Serving a custom model with JSON serialization¶

The mlserver package comes with inference runtime implementations for scikit-learn and xgboost models. However, some times we may also need to roll out our own inference server, with custom logic to perform inference. To support this scenario, MLServer makes it really easy to create your own extensions, which can then be containerised and deployed in a production environment.

Overview¶

In this example, we create a simple Hello World JSON model that parses and modifies a JSON data chunk. This is often useful as a means to quickly bootstrap existing models that utilize JSON based model inputs.

Serving¶

The next step will be to serve our model using mlserver. For that, we will first implement an extension which serve as the runtime to perform inference using our custom Hello World JSON model.

Custom inference runtime¶

This is a trivial model to demonstrate how to conceptually work with JSON inputs / outputs. In this example:

  • Parse the JSON input from the client

  • Create a JSON response echoing back the client request as well as a server generated message

%%writefile jsonmodels.py
import json

from typing import Dict, Any
from mlserver import MLModel, types
from mlserver.codecs import StringCodec


class JsonHelloWorldModel(MLModel):
    async def load(self) -> bool:
        # Perform additional custom initialization here.
        print("Initialize model")

        # Set readiness flag for model
        return await super().load()

    async def predict(self, payload: types.InferenceRequest) -> types.InferenceResponse:
        request = self._extract_json(payload)
        response = {
            "request": request,
            "server_response": "Got your request. Hello from the server.",
        }
        response_bytes = json.dumps(response).encode("UTF-8")
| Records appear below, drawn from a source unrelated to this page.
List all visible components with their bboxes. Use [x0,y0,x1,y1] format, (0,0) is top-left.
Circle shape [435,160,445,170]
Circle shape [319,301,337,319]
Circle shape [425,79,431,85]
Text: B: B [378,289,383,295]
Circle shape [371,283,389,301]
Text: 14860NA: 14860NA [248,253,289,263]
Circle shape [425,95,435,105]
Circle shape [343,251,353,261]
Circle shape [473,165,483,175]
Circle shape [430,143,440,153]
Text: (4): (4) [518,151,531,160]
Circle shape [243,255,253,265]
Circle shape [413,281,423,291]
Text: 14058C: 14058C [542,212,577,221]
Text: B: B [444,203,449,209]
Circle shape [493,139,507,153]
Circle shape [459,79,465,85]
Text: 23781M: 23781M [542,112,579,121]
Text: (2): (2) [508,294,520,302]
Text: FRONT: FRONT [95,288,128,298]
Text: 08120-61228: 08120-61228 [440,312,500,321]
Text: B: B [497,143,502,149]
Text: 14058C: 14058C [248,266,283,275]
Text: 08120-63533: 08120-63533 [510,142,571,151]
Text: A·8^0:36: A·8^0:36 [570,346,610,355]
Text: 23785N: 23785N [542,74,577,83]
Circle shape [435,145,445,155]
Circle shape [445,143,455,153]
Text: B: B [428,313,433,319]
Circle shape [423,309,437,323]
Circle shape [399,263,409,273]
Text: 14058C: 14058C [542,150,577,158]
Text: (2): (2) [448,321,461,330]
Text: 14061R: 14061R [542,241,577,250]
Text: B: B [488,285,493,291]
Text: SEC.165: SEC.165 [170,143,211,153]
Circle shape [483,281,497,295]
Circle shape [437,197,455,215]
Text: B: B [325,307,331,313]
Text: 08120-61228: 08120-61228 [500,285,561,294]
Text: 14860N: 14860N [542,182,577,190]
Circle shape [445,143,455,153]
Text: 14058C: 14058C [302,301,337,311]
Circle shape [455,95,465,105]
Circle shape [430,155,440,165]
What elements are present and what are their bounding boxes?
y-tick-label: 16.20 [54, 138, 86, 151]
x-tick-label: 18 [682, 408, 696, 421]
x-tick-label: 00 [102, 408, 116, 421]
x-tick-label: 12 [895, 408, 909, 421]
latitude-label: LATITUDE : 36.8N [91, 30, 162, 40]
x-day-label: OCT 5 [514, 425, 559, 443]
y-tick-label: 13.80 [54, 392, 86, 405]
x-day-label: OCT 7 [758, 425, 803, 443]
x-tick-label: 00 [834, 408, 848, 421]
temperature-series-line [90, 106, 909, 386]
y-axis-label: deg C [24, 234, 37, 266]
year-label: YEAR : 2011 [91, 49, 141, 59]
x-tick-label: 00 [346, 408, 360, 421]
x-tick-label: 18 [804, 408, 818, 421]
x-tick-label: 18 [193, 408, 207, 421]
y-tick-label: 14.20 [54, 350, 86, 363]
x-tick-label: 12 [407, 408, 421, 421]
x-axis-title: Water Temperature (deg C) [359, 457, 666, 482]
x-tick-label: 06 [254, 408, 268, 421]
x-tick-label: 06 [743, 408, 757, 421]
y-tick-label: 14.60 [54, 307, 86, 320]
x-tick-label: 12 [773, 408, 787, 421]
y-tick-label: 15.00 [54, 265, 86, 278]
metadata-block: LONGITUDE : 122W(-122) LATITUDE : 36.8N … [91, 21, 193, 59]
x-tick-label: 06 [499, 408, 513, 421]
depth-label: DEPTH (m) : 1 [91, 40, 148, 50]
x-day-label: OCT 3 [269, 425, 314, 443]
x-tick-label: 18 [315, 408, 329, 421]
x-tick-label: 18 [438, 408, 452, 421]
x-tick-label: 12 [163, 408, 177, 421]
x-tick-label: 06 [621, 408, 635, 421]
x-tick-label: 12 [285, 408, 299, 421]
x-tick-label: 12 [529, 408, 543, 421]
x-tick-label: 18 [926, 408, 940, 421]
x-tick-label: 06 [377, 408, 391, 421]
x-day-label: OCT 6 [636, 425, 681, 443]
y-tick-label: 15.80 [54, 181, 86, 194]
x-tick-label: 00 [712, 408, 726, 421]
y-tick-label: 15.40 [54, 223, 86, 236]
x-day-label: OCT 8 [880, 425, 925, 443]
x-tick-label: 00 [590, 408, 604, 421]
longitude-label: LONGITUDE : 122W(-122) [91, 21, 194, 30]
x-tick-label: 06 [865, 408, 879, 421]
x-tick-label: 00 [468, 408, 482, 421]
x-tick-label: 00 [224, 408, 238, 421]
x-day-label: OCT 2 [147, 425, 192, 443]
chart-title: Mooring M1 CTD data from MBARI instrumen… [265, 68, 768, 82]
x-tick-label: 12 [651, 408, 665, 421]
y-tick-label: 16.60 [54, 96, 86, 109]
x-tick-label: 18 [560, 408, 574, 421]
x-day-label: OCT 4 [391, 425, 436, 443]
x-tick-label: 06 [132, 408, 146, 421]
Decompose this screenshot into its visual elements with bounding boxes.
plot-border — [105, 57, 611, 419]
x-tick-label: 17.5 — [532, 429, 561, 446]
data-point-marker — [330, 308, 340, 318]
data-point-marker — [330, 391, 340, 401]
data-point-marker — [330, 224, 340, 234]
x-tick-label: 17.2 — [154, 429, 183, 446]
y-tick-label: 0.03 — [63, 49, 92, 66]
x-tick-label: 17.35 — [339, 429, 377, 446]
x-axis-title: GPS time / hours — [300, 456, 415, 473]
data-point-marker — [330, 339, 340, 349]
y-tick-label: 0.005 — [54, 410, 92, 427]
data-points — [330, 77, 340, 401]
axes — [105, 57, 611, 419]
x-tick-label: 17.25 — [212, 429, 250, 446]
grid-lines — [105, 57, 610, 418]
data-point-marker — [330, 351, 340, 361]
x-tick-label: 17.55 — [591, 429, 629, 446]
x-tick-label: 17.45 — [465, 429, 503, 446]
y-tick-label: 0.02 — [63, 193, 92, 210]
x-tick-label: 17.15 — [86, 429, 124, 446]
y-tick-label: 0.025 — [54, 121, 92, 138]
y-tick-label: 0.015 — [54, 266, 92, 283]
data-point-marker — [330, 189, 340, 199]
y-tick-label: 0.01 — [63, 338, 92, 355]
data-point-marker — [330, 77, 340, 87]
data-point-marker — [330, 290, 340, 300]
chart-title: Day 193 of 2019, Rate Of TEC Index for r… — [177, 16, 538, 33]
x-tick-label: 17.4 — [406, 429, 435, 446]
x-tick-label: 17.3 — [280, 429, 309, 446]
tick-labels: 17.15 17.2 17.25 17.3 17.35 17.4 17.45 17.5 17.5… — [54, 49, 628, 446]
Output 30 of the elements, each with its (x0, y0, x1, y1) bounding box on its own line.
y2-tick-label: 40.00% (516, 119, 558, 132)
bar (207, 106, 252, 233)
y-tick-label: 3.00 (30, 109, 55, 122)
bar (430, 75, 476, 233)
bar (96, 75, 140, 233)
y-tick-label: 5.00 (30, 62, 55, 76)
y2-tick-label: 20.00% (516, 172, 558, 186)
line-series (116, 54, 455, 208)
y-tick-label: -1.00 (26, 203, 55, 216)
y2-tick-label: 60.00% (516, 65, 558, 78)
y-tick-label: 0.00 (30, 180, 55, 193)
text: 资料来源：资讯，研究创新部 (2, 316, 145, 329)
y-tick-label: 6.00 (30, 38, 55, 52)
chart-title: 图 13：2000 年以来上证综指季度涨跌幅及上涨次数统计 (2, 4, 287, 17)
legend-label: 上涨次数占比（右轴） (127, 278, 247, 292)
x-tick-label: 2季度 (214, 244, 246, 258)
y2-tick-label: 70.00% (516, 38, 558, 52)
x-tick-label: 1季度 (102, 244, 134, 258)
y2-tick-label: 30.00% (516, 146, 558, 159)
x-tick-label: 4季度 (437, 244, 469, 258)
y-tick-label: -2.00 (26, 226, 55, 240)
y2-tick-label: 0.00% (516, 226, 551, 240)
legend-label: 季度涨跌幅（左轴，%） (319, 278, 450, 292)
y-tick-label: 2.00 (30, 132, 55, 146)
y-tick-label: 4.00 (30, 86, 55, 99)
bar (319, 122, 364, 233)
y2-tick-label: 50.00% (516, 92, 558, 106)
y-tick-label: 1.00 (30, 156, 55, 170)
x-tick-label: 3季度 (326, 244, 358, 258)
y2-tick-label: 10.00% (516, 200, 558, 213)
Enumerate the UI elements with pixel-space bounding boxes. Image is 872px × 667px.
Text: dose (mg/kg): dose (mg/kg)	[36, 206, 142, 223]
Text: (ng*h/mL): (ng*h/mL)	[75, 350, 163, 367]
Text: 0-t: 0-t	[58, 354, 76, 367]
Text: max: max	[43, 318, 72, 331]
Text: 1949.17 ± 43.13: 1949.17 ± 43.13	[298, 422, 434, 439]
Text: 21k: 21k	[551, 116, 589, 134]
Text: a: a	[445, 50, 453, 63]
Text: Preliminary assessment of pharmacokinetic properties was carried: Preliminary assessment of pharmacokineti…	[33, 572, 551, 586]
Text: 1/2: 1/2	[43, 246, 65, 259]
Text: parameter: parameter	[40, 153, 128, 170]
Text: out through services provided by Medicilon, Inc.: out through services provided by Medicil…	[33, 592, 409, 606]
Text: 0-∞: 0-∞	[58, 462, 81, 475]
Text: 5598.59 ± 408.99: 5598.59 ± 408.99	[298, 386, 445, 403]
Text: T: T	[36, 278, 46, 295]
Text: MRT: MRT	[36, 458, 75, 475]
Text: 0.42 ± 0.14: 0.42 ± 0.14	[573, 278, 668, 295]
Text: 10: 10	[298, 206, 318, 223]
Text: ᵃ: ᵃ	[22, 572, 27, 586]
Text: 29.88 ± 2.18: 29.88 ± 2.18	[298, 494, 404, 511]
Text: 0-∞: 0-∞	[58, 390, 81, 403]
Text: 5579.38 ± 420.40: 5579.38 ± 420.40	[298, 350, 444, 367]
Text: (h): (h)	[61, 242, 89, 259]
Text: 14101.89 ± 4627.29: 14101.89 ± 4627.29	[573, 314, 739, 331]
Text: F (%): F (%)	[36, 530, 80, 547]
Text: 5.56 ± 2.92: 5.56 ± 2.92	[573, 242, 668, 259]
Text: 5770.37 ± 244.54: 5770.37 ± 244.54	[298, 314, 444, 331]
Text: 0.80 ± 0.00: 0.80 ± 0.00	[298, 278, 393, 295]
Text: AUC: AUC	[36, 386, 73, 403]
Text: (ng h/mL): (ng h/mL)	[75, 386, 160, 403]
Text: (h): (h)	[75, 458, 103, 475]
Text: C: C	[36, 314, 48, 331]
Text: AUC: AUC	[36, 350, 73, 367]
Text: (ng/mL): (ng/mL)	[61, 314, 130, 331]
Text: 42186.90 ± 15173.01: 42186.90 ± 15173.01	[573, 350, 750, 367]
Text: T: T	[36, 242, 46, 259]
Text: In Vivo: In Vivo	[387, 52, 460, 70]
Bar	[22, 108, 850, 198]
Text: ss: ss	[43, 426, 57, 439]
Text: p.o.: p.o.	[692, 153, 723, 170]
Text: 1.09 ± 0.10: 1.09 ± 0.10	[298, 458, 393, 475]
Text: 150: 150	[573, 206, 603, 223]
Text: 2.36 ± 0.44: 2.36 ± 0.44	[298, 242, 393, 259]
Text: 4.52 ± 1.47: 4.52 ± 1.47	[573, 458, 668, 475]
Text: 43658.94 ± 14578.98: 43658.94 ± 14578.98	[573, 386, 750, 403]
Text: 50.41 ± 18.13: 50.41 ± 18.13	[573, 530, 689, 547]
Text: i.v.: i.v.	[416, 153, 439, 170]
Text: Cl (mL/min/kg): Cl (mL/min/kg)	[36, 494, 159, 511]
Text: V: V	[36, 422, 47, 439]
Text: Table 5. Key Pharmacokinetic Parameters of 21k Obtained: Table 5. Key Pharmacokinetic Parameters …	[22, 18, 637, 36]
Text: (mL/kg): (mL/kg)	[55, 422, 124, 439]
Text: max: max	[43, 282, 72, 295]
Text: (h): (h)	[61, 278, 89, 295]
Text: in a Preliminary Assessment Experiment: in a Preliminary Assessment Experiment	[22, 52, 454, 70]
        return types.InferenceResponse(
            id=payload.id,
            model_name=self.name,
            model_version=self.version,
            outputs=[
                types.ResponseOutput(
                    name="echo_response",
                    shape=[len(response_bytes)],
                    datatype="BYTES",
                    data=[response_bytes],
                    parameters=types.Parameters(content_type="str"),
                )
            ],
        )

    def _extract_json(self, payload: types.InferenceRequest) -> Dict[str, Any]:
        inputs = {}
        for inp in payload.inputs:
            inputs[inp.name] = json.loads(
                "".join(self.decode(inp, default_codec=StringCodec))
            )

        return inputs

Settings files¶

The next step will be to create 2 configuration files:

  • settings.json: holds the configuration of our server (e.g. ports, log level, etc.).

  • model-settings.json: holds the configuration of our model (e.g. input type, runtime to use, etc.).

settings.json¶

%%writefile settings.json
{
    "debug": "true"
}

model-settings.json¶

%%writefile model-settings.json
{
    "name": "json-hello-world",
    "implementation": "jsonmodels.JsonHelloWorldModel"
}

Start serving our model¶

Now that we have our config in-place, we can start the server by running mlserver start .. This needs to either be ran from the same directory where our config files are or pointing to the folder where they are.

mlserver start .

Since this command will start the server and block the terminal, waiting for requests, this will need to be ran in the background on a separate terminal.

Send test inference request (REST)¶

We now have our model being served by mlserver. To make sure that everything is working as expected, let’s send a request from our test set.

For that, we can use the Python types that mlserver provides out of box, or we can build our request manually.

import requests
import json
from mlserver.types import InferenceResponse
from mlserver.codecs.string import StringRequestCodec
from pprint import PrettyPrinter

pp = PrettyPrinter(indent=1)

inputs = {"name": "Foo Bar", "message": "Hello from Client (REST)!"}

# NOTE: this uses characters rather than encoded bytes. It is recommended that you use the `mlserver` types to assist in the correct encoding.
inputs_string = json.dumps(inputs)

inference_request = {
    "inputs": [
        {
            "name": "echo_request",
            "shape": [len(inputs_string)],
            "datatype": "BYTES",
            "data": [inputs_string],
        }
    ]
}

endpoint = "http://localhost:8080/v2/models/json-hello-world/infer"
response = requests.post(endpoint, json=inference_request)

print(f"full response:\n")
print(response)
# retrive text output as dictionary
inference_response = InferenceResponse.parse_raw(response.text)
raw_json = StringRequestCodec.decode_response(inference_response)
output = json.loads(raw_json[0])
print(f"\ndata part:\n")
pp.pprint(output)

Send test inference request (gRPC)¶

Utilizing string data with the gRPC interface can be a bit tricky. To ensure we are correctly handling inputs and outputs we will be handled correctly.

For simplicity in this case, we leverage the Python types that mlserver provides out of the box. Alternatively, the gRPC stubs can be generated regenerated from the V2 specification directly for use by non-Python as well as Python clients.

import requests
import json
import grpc
from mlserver.codecs.string import StringRequestCodec
import mlserver.grpc.converters as converters
import mlserver.grpc.dataplane_pb2_grpc as dataplane
import mlserver.types as types
from pprint import PrettyPrinter

pp = PrettyPrinter(indent=1)

model_name = "json-hello-world"
inputs = {"name": "Foo Bar", "message": "Hello from Client (gRPC)!"}
inputs_bytes = json.dumps(inputs).encode("UTF-8")

inference_request = types.InferenceRequest(
    inputs=[
        types.RequestInput(
            name="echo_request",
            shape=[len(inputs_bytes)],
            datatype="BYTES",
            data=[inputs_bytes],
            parameters=types.Parameters(content_type="str"),
        )
    ]
)

inference_request_g = converters.ModelInferRequestConverter.from_types(
    inference_request, model_name=model_name, model_version=None
)

grpc_channel = grpc.insecure_channel("localhost:8081")
grpc_stub = dataplane.GRPCInferenceServiceStub(grpc_channel)

response = grpc_stub.ModelInfer(inference_request_g)

print(f"full response:\n")
print(response)
# retrive text output as dictionary
inference_response = converters.ModelInferResponseConverter.to_types(response)
raw_json = StringRequestCodec.decode_response(inference_response)
output = json.loads(raw_json[0])
print(f"\ndata part:\n")
pp.pprint(output)